Просмотры такого рода неизменно связаны были с необходимостью сохранять серьезный, даже мрачный вид и глядеть поверх голов, ибо 99 процентов посетителей подобных сеансов — дети. Топтаться в ожидании начала показа по пузырящемуся линолеуму, в унылом и тесном подвале. У закрытой двери в зрительный склеп (залом не назовешь) — толпы шестиклассников. Докуда дотягивается кулак, дотуда и дерутся. Беседы — соответственные. И я, великовозрастная тетя, стою — глаза заведены к ржавому потолку, на лице отрешенность.
Своеобразная детская этика: какие бы волны драк вокруг ни бушевали, ни одна меня (чужого) не заденет. Мы из безнадежно разных миров.
Но вот закончился предыдущий сеанс — мультфильмы. Мальчишки, взревев, рванулись к входу.
— Дайте людям выйти!!!
Тоненькой струйкой просачиваются наружу из склепа младшеклассники.
— Хм! «Люди»! Мелкота...
— Витька! Второй ряд забивай!
— Фигля второй? Первый!
— Первый несолидно...
Я не люблю смотреть трогающие меня фильмы прилюдно — в кино, в видеосалоне, в компании. Но иногда в этом была своя прелесть. Помню, во время просмотра фильма «Вспомнить все» («Возвращенные воспоминания») Шварценеггера хватают злые гады и, одолев, приковывают к креслу — пытать. Сидевший рядом со мной мальчик весь напрягся, подался вперед и в забытьи прошептал:
— Конан! Не сдавайся!
Да. Любой фильм со Шварценеггером был, в сущности, фильмом о Конане.

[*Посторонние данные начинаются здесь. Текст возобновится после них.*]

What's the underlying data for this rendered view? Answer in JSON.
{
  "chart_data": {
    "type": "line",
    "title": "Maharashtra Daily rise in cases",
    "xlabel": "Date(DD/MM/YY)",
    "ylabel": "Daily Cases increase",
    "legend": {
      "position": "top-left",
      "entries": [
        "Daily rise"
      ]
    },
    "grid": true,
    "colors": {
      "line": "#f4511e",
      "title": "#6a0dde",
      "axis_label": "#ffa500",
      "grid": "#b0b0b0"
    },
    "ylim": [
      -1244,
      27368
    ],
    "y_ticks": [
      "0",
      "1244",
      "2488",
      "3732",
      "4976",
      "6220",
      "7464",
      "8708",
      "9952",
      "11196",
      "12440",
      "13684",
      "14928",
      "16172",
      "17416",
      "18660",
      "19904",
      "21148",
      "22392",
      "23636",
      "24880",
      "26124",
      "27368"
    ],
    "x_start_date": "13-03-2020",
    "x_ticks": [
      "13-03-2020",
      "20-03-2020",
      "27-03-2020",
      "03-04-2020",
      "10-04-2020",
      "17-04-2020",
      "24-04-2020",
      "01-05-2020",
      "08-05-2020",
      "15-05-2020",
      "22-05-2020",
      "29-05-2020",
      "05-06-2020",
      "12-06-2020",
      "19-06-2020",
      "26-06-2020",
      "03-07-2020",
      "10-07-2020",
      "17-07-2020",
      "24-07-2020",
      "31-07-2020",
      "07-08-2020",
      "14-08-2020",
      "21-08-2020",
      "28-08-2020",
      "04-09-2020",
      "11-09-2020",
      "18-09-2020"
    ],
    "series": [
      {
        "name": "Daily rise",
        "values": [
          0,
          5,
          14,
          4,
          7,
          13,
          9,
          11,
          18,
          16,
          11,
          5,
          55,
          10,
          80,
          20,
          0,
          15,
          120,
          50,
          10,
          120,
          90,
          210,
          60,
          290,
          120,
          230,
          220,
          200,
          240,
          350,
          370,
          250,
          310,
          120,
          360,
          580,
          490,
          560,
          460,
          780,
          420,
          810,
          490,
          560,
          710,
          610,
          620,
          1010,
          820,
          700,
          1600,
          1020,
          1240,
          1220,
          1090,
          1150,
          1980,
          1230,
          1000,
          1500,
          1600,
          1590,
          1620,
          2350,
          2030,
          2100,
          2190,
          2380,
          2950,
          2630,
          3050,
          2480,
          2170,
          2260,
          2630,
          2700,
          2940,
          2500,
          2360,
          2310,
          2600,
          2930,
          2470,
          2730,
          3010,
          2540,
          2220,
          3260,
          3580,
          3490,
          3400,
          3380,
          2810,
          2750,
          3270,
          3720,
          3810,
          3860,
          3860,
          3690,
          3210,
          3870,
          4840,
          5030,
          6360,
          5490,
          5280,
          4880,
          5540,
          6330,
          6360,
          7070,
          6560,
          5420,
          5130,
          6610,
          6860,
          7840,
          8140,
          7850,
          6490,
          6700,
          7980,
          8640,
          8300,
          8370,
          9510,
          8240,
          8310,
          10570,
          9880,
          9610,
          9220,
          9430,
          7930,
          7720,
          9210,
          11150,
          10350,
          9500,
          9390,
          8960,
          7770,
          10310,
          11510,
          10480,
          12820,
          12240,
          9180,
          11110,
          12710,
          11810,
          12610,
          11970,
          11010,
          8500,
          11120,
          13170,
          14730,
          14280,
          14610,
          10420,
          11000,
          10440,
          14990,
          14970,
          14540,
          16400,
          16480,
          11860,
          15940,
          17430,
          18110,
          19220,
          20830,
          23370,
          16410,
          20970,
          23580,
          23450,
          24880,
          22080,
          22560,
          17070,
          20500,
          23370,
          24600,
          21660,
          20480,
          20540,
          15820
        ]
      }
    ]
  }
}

* * *Первый роман о Конане, прочитанный мною, назывался не то «Конан Непобедимый», не то «Конан Победоносный». Все книги о Конане были озаглавлены по одному и тому же типу: имя героя плюс эпитет («Мятежник», «Чемпион»), Принадлежал мой первый «Конан» перу довольно даровитого писателя Роберта Джордана. Я читала его днем и ночью. Там рассказывалось о злом маге Аманаре, которому нужны были для адского ритуала девушки и драгоценные камни (волшебные), а служили ему люди-змеи с'тарра, описанные с жутковатым реализмом: плащ с низко опущенным капюшоном, свистящий шепот... Конан идет по следу с'тарра и похищенной девушки. С ним его товарищи — старый, но еще крепкий разбойник Ордо и буйная нравом рыжеволосая красавица Карела по прозвищу «Рыжий Ястреб» (в оригинале был «Красный Сокол», но это вызывало ненужную ассоциацию с авиаторами сталинской поры).
В конце концов я решила перевести книгу на русский язык. Владеть таким сокровищем в одиночку представлялось мне чем-то нечестным. Закончив последнюю стирку и уложив ребенка спать, около полуночи я уходила на кухню с книгой, словарем и пачкой бумаги — и писала, пока глаза не начинали слипаться.